Same form maps differently across runs. Symptom: a deductible or sublimit changes value on replay of identical input. Cause: endorsement and base values merged by dict iteration order instead of fixed precedence. Fix: route every field through merge_clause and never dict.update() one layer over another.

UnknownFormEditionError floods from one carrier. Symptom: a wave of failures after a quarterly ISO release. Cause: a new edition shipped with no registered ruleset. Fix: register the edition’s MappingRuleset and, until then, fall back to the last stable edition with a deprecation_warning flag rather than mapping silently.

Hash differs for visually identical payloads. Symptom: two runs of the same policy produce different payload_hash_sha256. Cause: serialization without sorted keys, or a Decimal rendered inconsistently. Fix: keep orjson.OPT_SORT_KEYS and normalize all monetary fields to Decimal before serialization.

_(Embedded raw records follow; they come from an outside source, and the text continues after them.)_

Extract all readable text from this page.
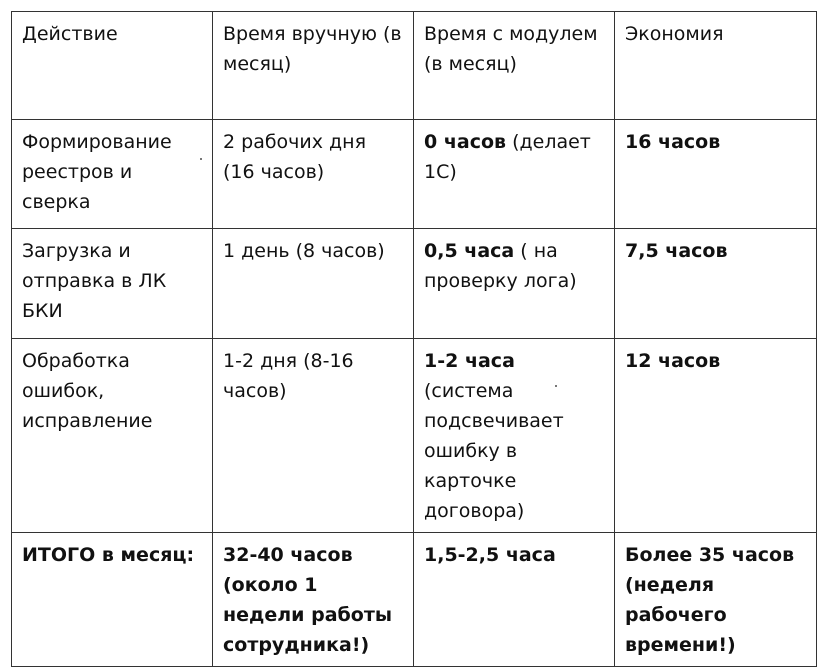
Действие	Время вручную (в месяц)	Время с модулем (в месяц)	Экономия
Формирование реестров и сверка	2 рабочих дня (16 часов)	0 часов (делает 1С)	16 часов
Загрузка и отправка в ЛК БКИ	1 день (8 часов)	0,5 часа ( на проверку лога)	7,5 часов
Обработка ошибок, исправление	1-2 дня (8-16 часов)	1-2 часа (система подсвечивает ошибку в карточке договора)	12 часов
ИТОГО в месяц:	32-40 часов (около 1 недели работы сотрудника!)	1,5-2,5 часа	Более 35 часов (неделя рабочего времени!)
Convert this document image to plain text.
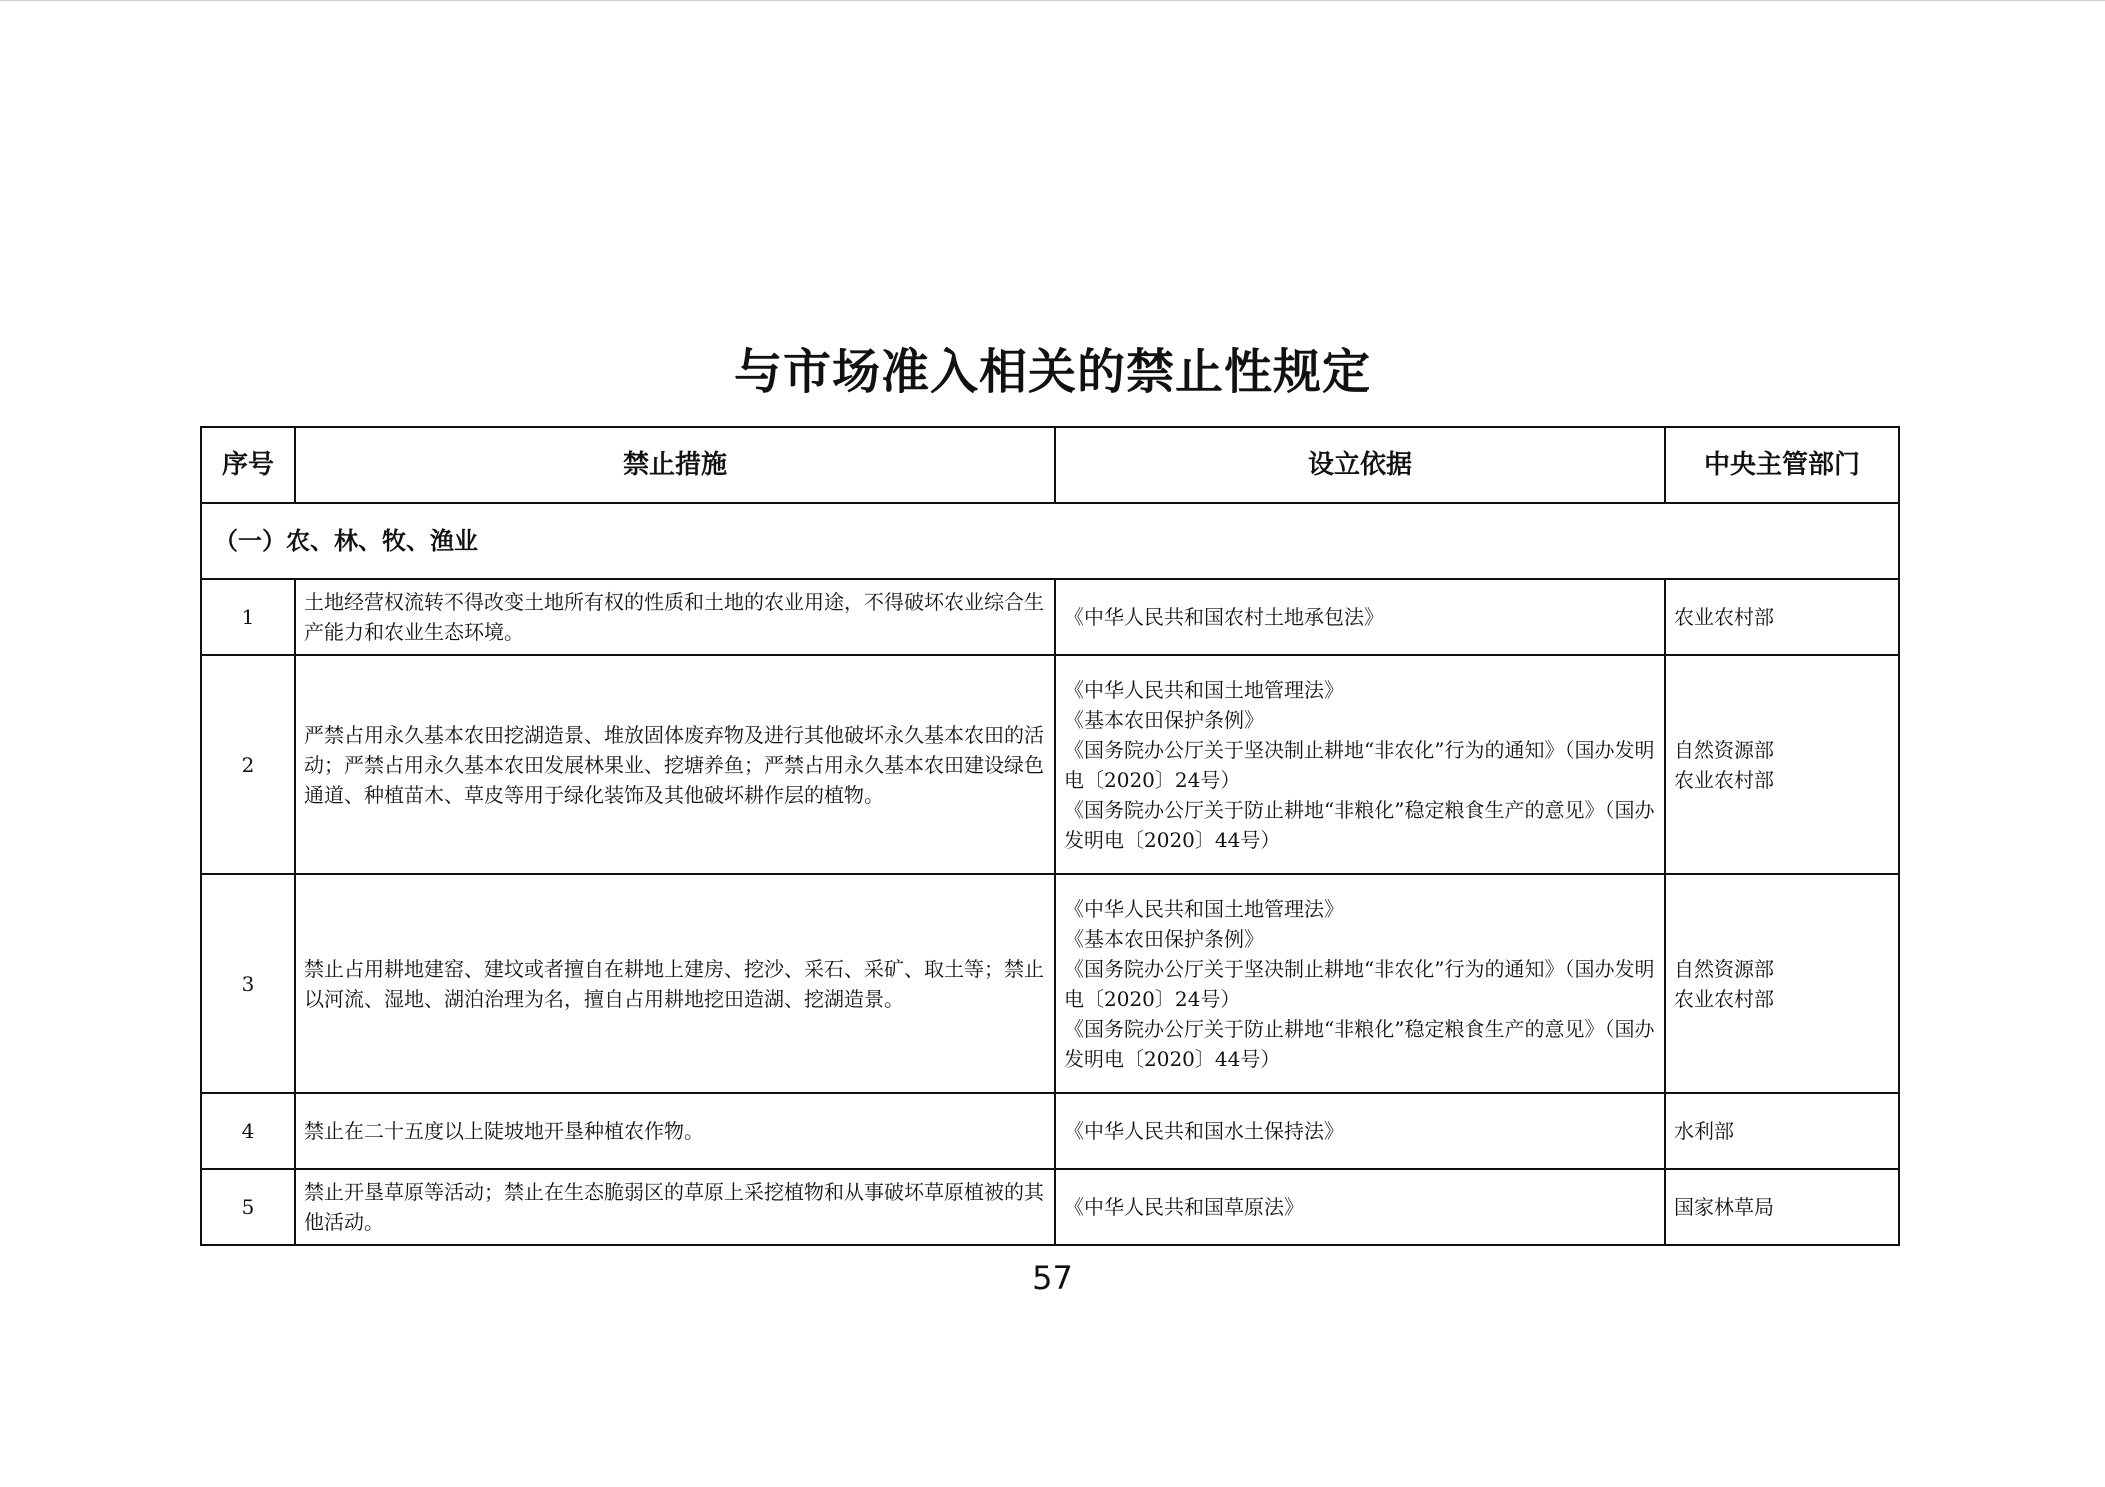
与市场准入相关的禁止性规定
序号	禁止措施	设立依据	中央主管部门
（一）农、林、牧、渔业			
1	土地经营权流转不得改变土地所有权的性质和土地的农业用途，不得破坏农业综合生产能力和农业生态环境。	《中华人民共和国农村土地承包法》	农业农村部

2	严禁占用永久基本农田挖湖造景、堆放固体废弃物及进行其他破坏永久基本农田的活动；严禁占用永久基本农田发展林果业、挖塘养鱼；严禁占用永久基本农田建设绿色通道、种植苗木、草皮等用于绿化装饰及其他破坏耕作层的植物。	《中华人民共和国土地管理法》
《基本农田保护条例》
《国务院办公厅关于坚决制止耕地“非农化”行为的通知》（国办发明电〔2020〕24号）
《国务院办公厅关于防止耕地“非粮化”稳定粮食生产的意见》（国办发明电〔2020〕44号）	自然资源部
农业农村部

3	禁止占用耕地建窑、建坟或者擅自在耕地上建房、挖沙、采石、采矿、取土等；禁止以河流、湿地、湖泊治理为名，擅自占用耕地挖田造湖、挖湖造景。	《中华人民共和国土地管理法》
《基本农田保护条例》
《国务院办公厅关于坚决制止耕地“非农化”行为的通知》（国办发明电〔2020〕24号）
《国务院办公厅关于防止耕地“非粮化”稳定粮食生产的意见》（国办发明电〔2020〕44号）	自然资源部
农业农村部

4	禁止在二十五度以上陡坡地开垦种植农作物。	《中华人民共和国水土保持法》	水利部

5	禁止开垦草原等活动；禁止在生态脆弱区的草原上采挖植物和从事破坏草原植被的其他活动。	《中华人民共和国草原法》	国家林草局
57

Required field absent after merge. Symptom: ValueError: required fields absent. Cause: the declarations page omitted a limit the edition marks mandatory. Fix: do not default the value — route the record to the manual-review queue the Claims Lifecycle Architecture triage layer drains.

Conditional clause silently typed as a number. Symptom: a “subject to endorsement” sublimit appears as 0 downstream. Cause: an extractor coerced ambiguous text instead of emitting Unresolved. Fix: preserve the Unresolved marker through the merge and let the schema validator reject it into review.